Environmental groups and 11 states are fighting the delay in court.


Arkema has not released a full list of chemicals stored at the plant, although officials said the substances that caught fire were organic peroxides, a family of volatile compounds used for making a variety of products, including pharmaceuticals and construction materials.

Mathy Stanislaus, a former EPA assistant administrator who helped draft the rule for the Obama administration, said it probably would not have prevented the explosion but could have greatly reduced the risk to first responders. The Harris County sheriff says 15 deputies sought medical attention for eye irritation after the fire, although most were quickly treated and released.

“There was a gap in specific knowledge. People need to know what chemicals (are being stored) and what kind of precautions are in place,” Stanislaus said in an interview Thursday.

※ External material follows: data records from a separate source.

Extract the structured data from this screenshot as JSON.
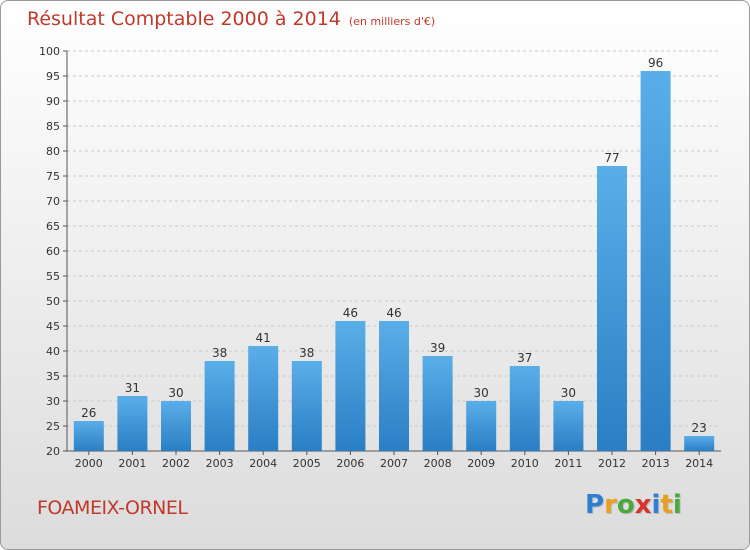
{
  "title": "Résultat Comptable 2000 à 2014",
  "unit_note": "(en milliers d'€)",
  "city": "FOAMEIX-ORNEL",
  "logo": {
    "letters": [
      "P",
      "r",
      "o",
      "x",
      "i",
      "t",
      "i"
    ],
    "colors": [
      "#2e7fd0",
      "#e8a020",
      "#4aa83c",
      "#d9342b",
      "#2e7fd0",
      "#e8a020",
      "#4aa83c"
    ]
  },
  "colors": {
    "bar_top": "#5aaee8",
    "bar_bottom": "#2a7ec4",
    "title": "#c0392b"
  },
  "chart_data": {
    "type": "bar",
    "categories": [
      "2000",
      "2001",
      "2002",
      "2003",
      "2004",
      "2005",
      "2006",
      "2007",
      "2008",
      "2009",
      "2010",
      "2011",
      "2012",
      "2013",
      "2014"
    ],
    "values": [
      26,
      31,
      30,
      38,
      41,
      38,
      46,
      46,
      39,
      30,
      37,
      30,
      77,
      96,
      23
    ],
    "ylim": [
      20,
      100
    ],
    "yticks": [
      20,
      25,
      30,
      35,
      40,
      45,
      50,
      55,
      60,
      65,
      70,
      75,
      80,
      85,
      90,
      95,
      100
    ],
    "grid": true
  }
}
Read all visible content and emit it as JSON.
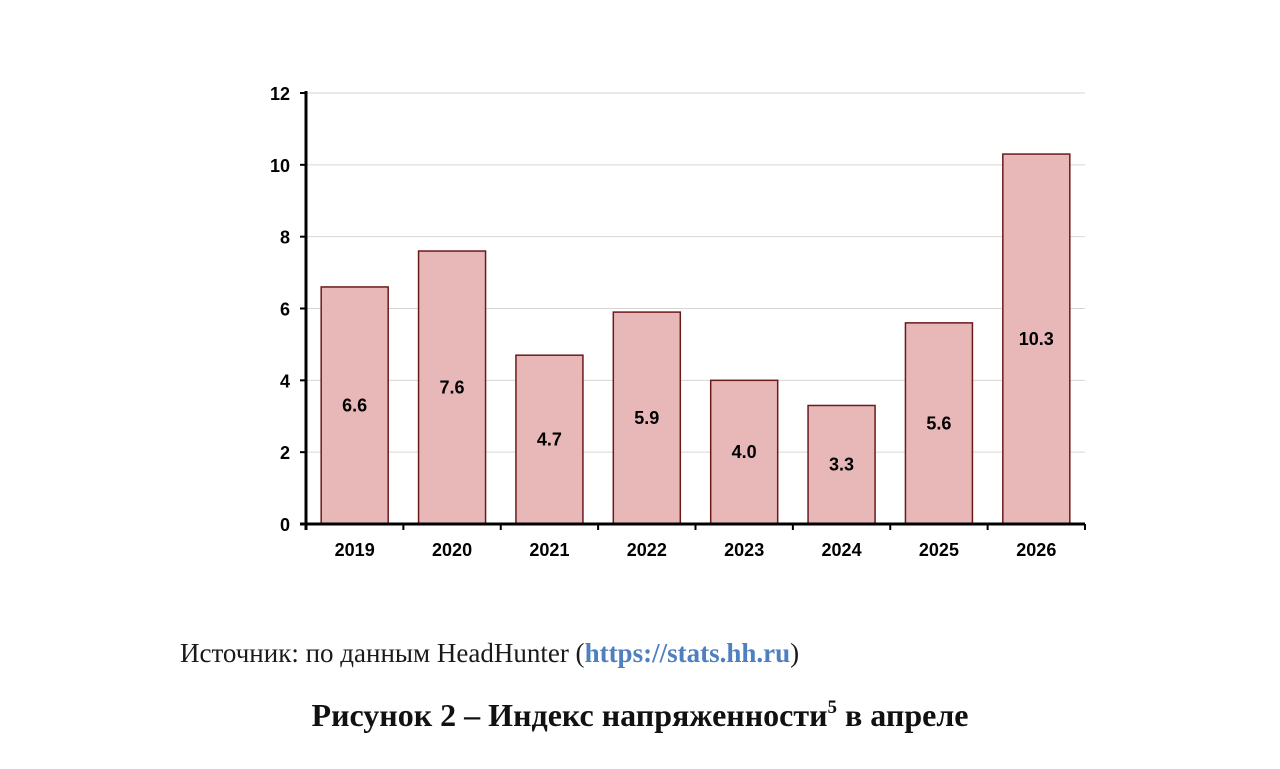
{
  "chart_data": {
    "type": "bar",
    "categories": [
      "2019",
      "2020",
      "2021",
      "2022",
      "2023",
      "2024",
      "2025",
      "2026"
    ],
    "values": [
      6.6,
      7.6,
      4.7,
      5.9,
      4.0,
      3.3,
      5.6,
      10.3
    ],
    "value_labels": [
      "6.6",
      "7.6",
      "4.7",
      "5.9",
      "4.0",
      "3.3",
      "5.6",
      "10.3"
    ],
    "ylim": [
      0,
      12
    ],
    "yticks": [
      "0",
      "2",
      "4",
      "6",
      "8",
      "10",
      "12"
    ],
    "grid": true,
    "legend": "none",
    "xlabel": "",
    "ylabel": "",
    "colors": {
      "bar_fill": "#e8b8b8",
      "bar_stroke": "#6b1a1a",
      "grid": "#d6d6d6",
      "axis": "#000000"
    }
  },
  "source": {
    "prefix": "Источник: по данным HeadHunter (",
    "link": "https://stats.hh.ru",
    "suffix": ")"
  },
  "caption": {
    "main": "Рисунок 2  – Индекс напряженности",
    "superscript": "5",
    "tail": " в апреле"
  }
}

Stanislaus, who led the EPA’s Office of Land and Emergency Management during the Obama administration, disputed critics who said the rule would have made it easier for terrorists to gain information about hazardous chemicals.

The rule “struck a balance” between the public’s right to know important safety information and national security concerns, he said.

An EPA spokeswoman Amy Graham claims `The agency’s recent action to delay the effectiveness of the 2017 amendments had no effect on the major safety requirements that applied to the Arkema Crosby plant at the time of the fire.”

EPA is providing assistance and resources to the first responders in Harris County and the Federal Emergency Management Agency, Pruitt said in a statement. Data received from an aircraft that surveyed the scene “indicates that there are no concentrations of concern for toxic materials reported at this time,” he said.

The EPA issued a final rule in January, seven days before President Barack Obama left office. The EPA said at the time that the rule would help prevent accidents and improve emergency preparedness by allowing first responders better data on chemical storage.

A coalition of business groups opposed the rule, saying it would impose significant new costs without specific safety benefits. The rule “may actually compromise the security of our facilities, emergency responders and our communities,” groups including the American Chemistry Council, the American Fuel & Petrochemical Manufacturers and American Petroleum Institute said.

Arkema also lobbied against the rule, telling the EPA in a May 2016 letter that the proposal “will likely add significant new costs and burdens” and “could create a risk to our sites and to the communities surrounding them.”

Stanislaus called the rule “a modest first step” to address safety for first responders and localities. The rule came after a three-year process that included eight public hearings and more than 44,000 public comments, he said.